For more information about using Route 53 Resolver endpoints for hybrid architecture, see the Using Route 53 Private Hosted Zones for Cross-account Multi-region Architectures blog post.
Enforcing custom baseline security controls
AWS Control Tower provides three types of guardrails: mandatory, strongly recommended, and elective. In addition to built-in guardrails, Infosys has enforced their enterprise security policies in the form of custom controls.

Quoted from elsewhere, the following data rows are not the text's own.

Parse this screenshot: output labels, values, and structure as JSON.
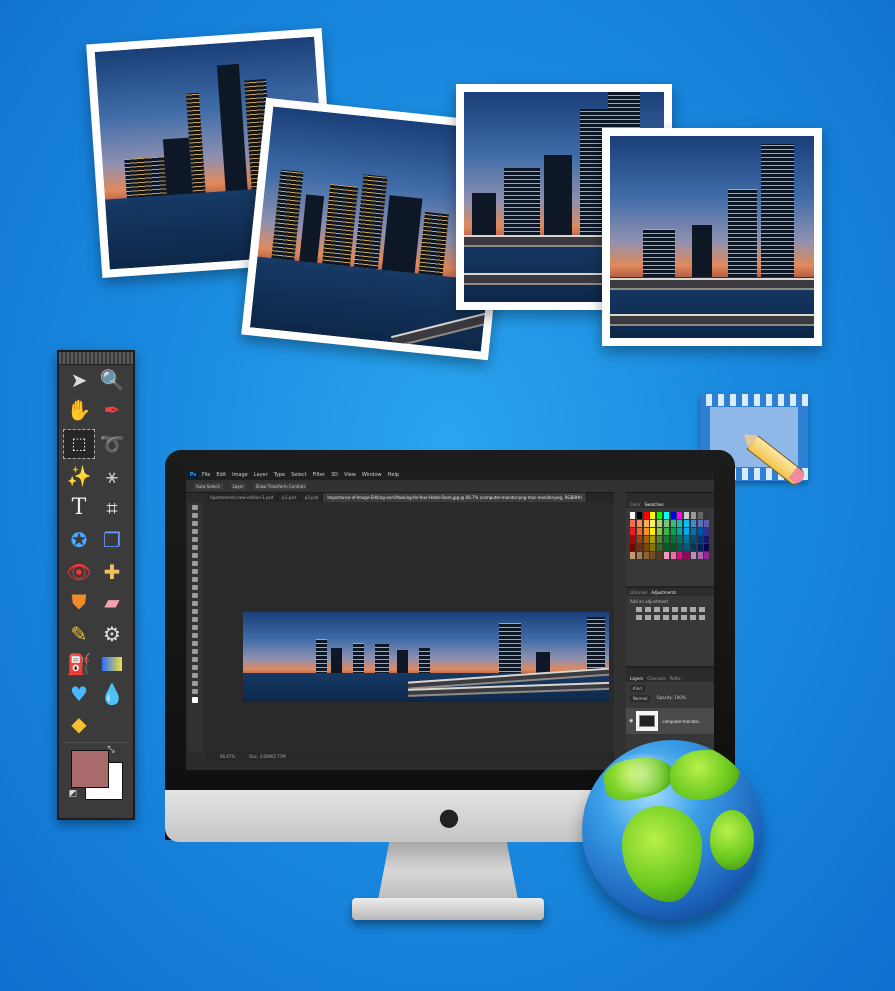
{
  "photos": [
    {
      "name": "cityscape-photo-1"
    },
    {
      "name": "cityscape-photo-2"
    },
    {
      "name": "cityscape-photo-3"
    },
    {
      "name": "cityscape-photo-4"
    }
  ],
  "tool_palette": {
    "tools": [
      "move-tool",
      "zoom-tool",
      "hand-tool",
      "eyedropper-tool",
      "marquee-tool",
      "lasso-tool",
      "magic-wand-tool",
      "quick-selection-tool",
      "type-tool",
      "crop-tool",
      "red-eye-tool",
      "clone-stamp-tool",
      "red-eye-removal-tool",
      "healing-brush-tool",
      "stamp-tool",
      "eraser-tool",
      "pencil-tool",
      "color-replacement-tool",
      "paint-bucket-tool",
      "gradient-tool",
      "smudge-tool",
      "blur-tool",
      "sponge-tool"
    ],
    "foreground_color": "#a86a6a",
    "background_color": "#ffffff"
  },
  "photoshop": {
    "logo": "Ps",
    "menu": [
      "File",
      "Edit",
      "Image",
      "Layer",
      "Type",
      "Select",
      "Filter",
      "3D",
      "View",
      "Window",
      "Help"
    ],
    "options": [
      "Auto-Select:",
      "Layer",
      "Show Transform Controls"
    ],
    "tabs": [
      {
        "label": "Apartaments-new-edition-1.psd",
        "active": false
      },
      {
        "label": "p1.psd",
        "active": false
      },
      {
        "label": "p3.psd",
        "active": false
      },
      {
        "label": "Importance-of-Image-Editing-and-Masking-for-Your-Hotel-Store.jpg @ 66.7% (computer-monitor-png-mac-monitor-png, RGB/8#)",
        "active": true
      }
    ],
    "status": {
      "zoom": "66.67%",
      "doc": "Doc: 3.60M/5.77M"
    },
    "panels": {
      "swatches": [
        "Color",
        "Swatches"
      ],
      "adjustments": [
        "Libraries",
        "Adjustments"
      ],
      "adjustments_hint": "Add an adjustment",
      "layers": [
        "Layers",
        "Channels",
        "Paths"
      ],
      "layers_kind": "Kind",
      "blend_mode": "Normal",
      "opacity": "Opacity: 100%",
      "layer_name": "computer-monitor..."
    }
  },
  "colors": {
    "background": "#1a8be0",
    "ps_accent": "#31a8ff"
  }
}
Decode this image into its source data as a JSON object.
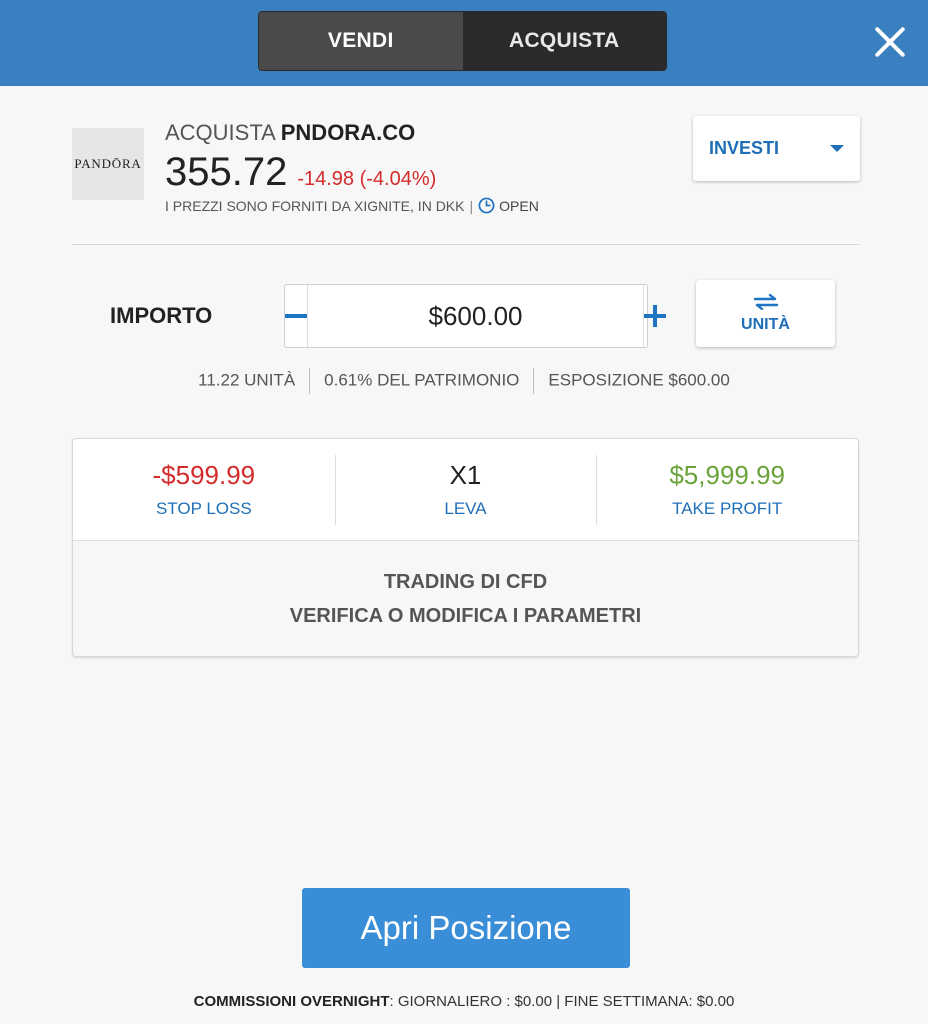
{
  "tabs": {
    "sell": "VENDI",
    "buy": "ACQUISTA"
  },
  "instrument": {
    "logo_text": "PANDŌRA",
    "action": "ACQUISTA",
    "ticker": "PNDORA.CO",
    "price": "355.72",
    "change": "-14.98 (-4.04%)",
    "source": "I PREZZI SONO FORNITI DA XIGNITE, IN DKK",
    "separator": "|",
    "market_status": "OPEN"
  },
  "invest_dropdown": {
    "label": "INVESTI"
  },
  "amount": {
    "label": "IMPORTO",
    "value": "$600.00",
    "units_label": "UNITÀ"
  },
  "stats": {
    "units": "11.22 UNITÀ",
    "equity": "0.61% DEL PATRIMONIO",
    "exposure": "ESPOSIZIONE $600.00"
  },
  "params": {
    "stop_loss": {
      "value": "-$599.99",
      "label": "STOP LOSS"
    },
    "leverage": {
      "value": "X1",
      "label": "LEVA"
    },
    "take_profit": {
      "value": "$5,999.99",
      "label": "TAKE PROFIT"
    },
    "cfd_title": "TRADING DI CFD",
    "cfd_subtitle": "VERIFICA O MODIFICA I PARAMETRI"
  },
  "open_button": {
    "label": "Apri Posizione"
  },
  "fees": {
    "title": "COMMISSIONI OVERNIGHT",
    "daily": ": GIORNALIERO : $0.00 | FINE SETTIMANA: $0.00"
  },
  "colors": {
    "header": "#3a7fbf",
    "accent": "#1f6fb8",
    "negative": "#d42b2b",
    "positive": "#6ba33a",
    "primary_button": "#3a8ed8"
  },
  "icons": {
    "close": "close-icon",
    "clock": "clock-icon",
    "caret": "caret-down-icon",
    "minus": "minus-icon",
    "plus": "plus-icon",
    "swap": "swap-arrows-icon"
  }
}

Most of the custom controls are deployed in the form of AWS Organizations SCPs and AWS CloudFormation stack sets. We used AWS Control Tower lifecycle events to trigger these automations. The stack sets were used to deploy managed and custom AWS Config rules across all accounts.
We deployed stack sets for these custom controls:
- To enforce Infosys password policy.
- To check if any IAM role has a managed or inline policy with administration or power user access permissions.
Infosys uses AWS Security Hub to run continuous checks for the CIS AWS Foundations Benchmark standard and the AWS Foundational Security Best Practices standard on all their accounts. The designated admin account for AWS Security Hub consolidates the findings and insights from all accounts in their organization. The Infosys information security group exclusively manages this designated admin account to keep track of the security posture of all accounts in their organization.
We also deployed automation to mitigate issues flagged by these custom controls. Here are some indicative remediation actions we automated:
- To disable IAM users who are inactive for certain number of days.
- To check for subnets that have the auto-assign public IP address feature enabled and disable it.
- To ensure versioning is enabled on S3 buckets.
- To ensure S3 logging is configured and the right S3 location is used as log destination.
For network baselines, there is automation in place to create VPC attachments for AWS Transit Gateway.
Integrating with SD-WAN using AWS Transit Gateway Connect
Infosys uses SD-WAN to connect their branch offices and they wanted to extend the same connectivity to their AWS environment. As part of the landing zone setup, we configured AWS Transit Gateway, which helps easily connect multiple VPCs and the Infosys on-premises environment. We used a transit gateway Connect attachment to natively connect the on-premises network to AWS Transit Gateway using GRE tunnels. These tunnels can provide more bandwidth without the need to manage IPsec tunnels.
Figure 3 shows how we extended SD-WAN connectivity to AWS using the Connect attachment:
Figure 3: Extending SD WAN connectivity
With AWS Control Tower in place, Infosys can now govern their AWS accounts and enforce security controls. They have also reduced the manual effort involved in the creation of new AWS accounts because this is now a self-service capability. With designated accounts for audit and security services and built-in dashboards, it has helped Infosys IT and information security group gain visibility of their AWS environment.